Sydneysiders - particularly those who live in bushfire prone areas - would no doubt be familiar with the Erickson Air-crane.

After all, "Elvis" has played a key part in saving many a home from bushfires.

One of the benefits these aircraft bring to the firefighting arena is their ability to draw water from just about any source. Rivers, dams and even swimming pools can be a water source.

So too would those who happened to catch the early 2000s movie Swordfish. The Air-crane took part in the "bus lift" scene towards the end of the film.

Despite their lifesaving and film starring roles, the Air-cranes are carving a niche for themselves in industries where terrain is a problem.

Or perhaps it is matters of environmental impact that a company is trying to assuage. With companies increasingly trying to secure their social licence to operate, being able to avoid cutting a road through pristine forest could be in their favour.

There are two models of Air-crane, the S64-E and the S64-F, with the F being the larger of the two. The Elvis firefighting unit that has been used in Australia is an F model.

They can lift up to 9 and 11 tonnes respectively. The S-64E has a maximum range of 453 kilometres while the S-64F can travel 444km before having to refuel.

More importantly, however, these aircraft can position their loads extremely precisely.

They have been used, for example, to put a flare tip in place - not an easy undertaking by any means.

This precision comes from the fact that the cranes come with a "loadmaster" position. The person in this position has some slight control of the aircraft's positioning. They are able to make the fine adjustments necessary to put the load exactly where it needs to go.

Erickson Air-crane business operations manager Tim Stinson said a load could be placed "within centimetres" of the target.

"The fact we can put a flare tip in place gives you an idea of the tolerances," he said.

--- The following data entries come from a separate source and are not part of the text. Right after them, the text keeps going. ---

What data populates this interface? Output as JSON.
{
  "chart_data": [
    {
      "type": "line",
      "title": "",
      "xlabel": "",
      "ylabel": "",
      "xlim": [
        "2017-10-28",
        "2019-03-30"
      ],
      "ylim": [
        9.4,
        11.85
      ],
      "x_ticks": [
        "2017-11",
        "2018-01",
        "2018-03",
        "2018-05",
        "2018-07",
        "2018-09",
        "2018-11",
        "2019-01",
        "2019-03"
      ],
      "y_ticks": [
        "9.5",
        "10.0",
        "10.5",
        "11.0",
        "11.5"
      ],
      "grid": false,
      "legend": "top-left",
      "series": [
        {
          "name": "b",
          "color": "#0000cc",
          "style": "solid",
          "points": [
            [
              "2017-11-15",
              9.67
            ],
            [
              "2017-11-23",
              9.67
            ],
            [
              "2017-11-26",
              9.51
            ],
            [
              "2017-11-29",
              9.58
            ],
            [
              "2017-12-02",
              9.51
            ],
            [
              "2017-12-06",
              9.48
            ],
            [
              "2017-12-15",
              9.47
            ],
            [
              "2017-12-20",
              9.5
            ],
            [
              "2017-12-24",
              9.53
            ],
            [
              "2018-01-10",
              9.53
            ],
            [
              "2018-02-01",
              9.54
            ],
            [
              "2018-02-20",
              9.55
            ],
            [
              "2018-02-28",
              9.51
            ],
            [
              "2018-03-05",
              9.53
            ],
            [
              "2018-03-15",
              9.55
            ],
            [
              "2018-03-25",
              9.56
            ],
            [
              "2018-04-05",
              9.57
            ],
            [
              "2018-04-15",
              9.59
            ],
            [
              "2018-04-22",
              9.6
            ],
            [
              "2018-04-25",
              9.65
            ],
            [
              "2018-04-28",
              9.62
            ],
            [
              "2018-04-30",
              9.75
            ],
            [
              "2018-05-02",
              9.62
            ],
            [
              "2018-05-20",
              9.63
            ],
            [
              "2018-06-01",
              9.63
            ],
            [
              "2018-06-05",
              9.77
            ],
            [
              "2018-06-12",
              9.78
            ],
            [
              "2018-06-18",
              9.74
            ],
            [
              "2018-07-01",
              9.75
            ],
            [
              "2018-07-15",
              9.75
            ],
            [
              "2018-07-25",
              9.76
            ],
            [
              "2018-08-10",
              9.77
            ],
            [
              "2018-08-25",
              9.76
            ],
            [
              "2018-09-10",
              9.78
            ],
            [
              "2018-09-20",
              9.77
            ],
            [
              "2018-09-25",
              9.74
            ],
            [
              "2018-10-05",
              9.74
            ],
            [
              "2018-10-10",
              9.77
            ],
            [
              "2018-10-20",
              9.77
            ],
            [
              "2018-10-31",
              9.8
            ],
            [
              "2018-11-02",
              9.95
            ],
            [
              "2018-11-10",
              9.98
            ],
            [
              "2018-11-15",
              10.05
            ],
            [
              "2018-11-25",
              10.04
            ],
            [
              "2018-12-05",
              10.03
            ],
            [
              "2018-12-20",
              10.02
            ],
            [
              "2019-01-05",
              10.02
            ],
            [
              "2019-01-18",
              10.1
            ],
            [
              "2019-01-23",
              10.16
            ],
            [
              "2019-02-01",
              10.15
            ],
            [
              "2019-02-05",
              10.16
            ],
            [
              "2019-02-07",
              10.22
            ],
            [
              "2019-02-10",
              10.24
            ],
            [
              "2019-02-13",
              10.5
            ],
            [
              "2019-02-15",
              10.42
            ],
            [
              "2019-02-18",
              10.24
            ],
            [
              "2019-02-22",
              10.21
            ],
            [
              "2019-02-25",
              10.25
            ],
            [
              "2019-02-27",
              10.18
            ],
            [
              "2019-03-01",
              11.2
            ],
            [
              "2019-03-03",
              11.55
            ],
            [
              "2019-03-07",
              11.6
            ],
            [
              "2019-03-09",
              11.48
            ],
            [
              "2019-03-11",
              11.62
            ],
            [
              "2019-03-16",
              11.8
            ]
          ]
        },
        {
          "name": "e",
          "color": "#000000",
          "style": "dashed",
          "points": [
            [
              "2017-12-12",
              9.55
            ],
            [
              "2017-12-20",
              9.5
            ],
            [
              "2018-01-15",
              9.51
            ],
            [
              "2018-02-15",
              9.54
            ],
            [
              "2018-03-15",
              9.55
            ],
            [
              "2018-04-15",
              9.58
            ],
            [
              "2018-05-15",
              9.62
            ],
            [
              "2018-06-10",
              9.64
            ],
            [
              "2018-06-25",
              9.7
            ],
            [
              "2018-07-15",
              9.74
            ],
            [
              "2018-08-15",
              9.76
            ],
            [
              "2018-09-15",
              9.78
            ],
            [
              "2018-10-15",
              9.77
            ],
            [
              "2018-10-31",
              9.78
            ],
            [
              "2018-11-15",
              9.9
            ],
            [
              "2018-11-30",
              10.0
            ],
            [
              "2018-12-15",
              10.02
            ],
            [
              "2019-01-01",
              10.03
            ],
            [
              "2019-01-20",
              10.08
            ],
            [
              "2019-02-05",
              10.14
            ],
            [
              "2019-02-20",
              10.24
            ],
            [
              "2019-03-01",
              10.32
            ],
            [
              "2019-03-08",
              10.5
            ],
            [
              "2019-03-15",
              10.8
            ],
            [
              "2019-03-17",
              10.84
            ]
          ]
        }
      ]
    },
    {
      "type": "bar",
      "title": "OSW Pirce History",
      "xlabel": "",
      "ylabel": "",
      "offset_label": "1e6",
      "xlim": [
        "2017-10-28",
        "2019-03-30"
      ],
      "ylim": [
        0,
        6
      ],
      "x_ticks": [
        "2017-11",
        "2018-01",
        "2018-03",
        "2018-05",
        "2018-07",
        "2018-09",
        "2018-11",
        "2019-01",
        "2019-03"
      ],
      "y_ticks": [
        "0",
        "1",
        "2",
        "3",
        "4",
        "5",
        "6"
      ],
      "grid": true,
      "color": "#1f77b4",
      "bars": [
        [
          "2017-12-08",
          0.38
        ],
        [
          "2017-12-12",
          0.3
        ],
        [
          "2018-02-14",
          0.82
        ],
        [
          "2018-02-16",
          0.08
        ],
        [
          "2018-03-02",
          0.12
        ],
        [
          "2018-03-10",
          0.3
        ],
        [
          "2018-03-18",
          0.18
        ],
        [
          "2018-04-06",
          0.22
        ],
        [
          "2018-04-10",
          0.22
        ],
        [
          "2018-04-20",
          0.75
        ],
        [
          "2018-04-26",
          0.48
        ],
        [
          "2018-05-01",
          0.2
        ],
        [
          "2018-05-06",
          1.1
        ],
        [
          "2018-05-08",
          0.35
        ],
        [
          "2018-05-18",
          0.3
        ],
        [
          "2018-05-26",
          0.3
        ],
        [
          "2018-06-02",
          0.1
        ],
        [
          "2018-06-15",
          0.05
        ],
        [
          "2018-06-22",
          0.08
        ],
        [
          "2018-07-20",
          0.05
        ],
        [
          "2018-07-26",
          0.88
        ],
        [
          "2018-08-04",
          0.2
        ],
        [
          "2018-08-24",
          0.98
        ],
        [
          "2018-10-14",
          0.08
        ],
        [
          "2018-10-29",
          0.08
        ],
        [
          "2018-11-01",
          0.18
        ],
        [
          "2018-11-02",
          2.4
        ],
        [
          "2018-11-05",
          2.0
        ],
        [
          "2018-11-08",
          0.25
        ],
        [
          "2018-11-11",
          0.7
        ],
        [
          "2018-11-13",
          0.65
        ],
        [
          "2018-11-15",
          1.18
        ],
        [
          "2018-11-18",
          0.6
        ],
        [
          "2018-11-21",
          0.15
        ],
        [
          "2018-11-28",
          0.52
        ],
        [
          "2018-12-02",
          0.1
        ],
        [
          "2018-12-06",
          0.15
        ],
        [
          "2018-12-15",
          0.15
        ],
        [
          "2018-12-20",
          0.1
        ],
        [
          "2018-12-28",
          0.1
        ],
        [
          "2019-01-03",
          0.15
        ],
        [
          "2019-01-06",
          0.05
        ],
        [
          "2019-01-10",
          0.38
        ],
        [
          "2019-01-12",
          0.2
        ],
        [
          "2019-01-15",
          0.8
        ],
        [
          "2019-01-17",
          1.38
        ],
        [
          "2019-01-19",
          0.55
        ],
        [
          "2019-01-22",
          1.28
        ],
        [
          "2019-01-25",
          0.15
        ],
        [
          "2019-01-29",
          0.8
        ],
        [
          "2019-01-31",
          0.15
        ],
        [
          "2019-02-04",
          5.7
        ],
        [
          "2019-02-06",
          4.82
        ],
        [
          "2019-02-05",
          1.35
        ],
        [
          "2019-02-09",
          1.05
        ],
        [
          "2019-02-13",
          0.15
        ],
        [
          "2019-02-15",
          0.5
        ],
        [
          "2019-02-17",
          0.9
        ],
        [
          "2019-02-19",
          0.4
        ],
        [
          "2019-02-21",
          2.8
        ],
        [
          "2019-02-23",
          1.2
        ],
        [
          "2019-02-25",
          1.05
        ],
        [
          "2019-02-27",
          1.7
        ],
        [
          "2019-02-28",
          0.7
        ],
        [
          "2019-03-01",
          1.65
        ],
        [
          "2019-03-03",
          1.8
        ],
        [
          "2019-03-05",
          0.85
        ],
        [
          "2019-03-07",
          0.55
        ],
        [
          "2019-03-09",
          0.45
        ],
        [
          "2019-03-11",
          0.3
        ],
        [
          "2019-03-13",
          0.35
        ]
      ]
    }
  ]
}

Stinson said the company was keen to break into the Papua New Guinean market.

It has dealt with similar terrain in Peru.

Indeed, the Air-crane - in this instance the client opted for an F model - was chosen for environmental concerns.

It was not so much the vegetation the Peruvian government was worried about disturbing, but rather a native tribe that has had little contact with the outside world.

The concern was that, had a road been cut through to the site, this tribe could have been affected by the passing traffic.

"In Peru about 97% of their work is through the air," Stinson said.

"Besides environmental access concerns, using one of these [Aircranes] can help minimise an operation's environmental footprint."

The company also has developed a vacuum lift system that it has applied to moving various pieces of equipment, including sections of pipeline.

The benefit of this system is safety. It removes the need for a rigger to help fit lifting apparatus around whatever has to be moved.

All that is needed is for the helicopter to hover over its load. The vacuum system is deployed and simply sticks to whatever has to be shifted. It is strong enough to hold the load for the duration of the flight.

The Air-crane has been giving good service on a job for Petronas, shifting lengths of pipeline. Those pipeline pieces weigh in at more than 5.4t.

Stinson said one of the benefits the Air-crane had was its ability to fly up and fly down quickly.

"At one point we held the record for climbing to 10,000 feet [3048m]," Stinson said.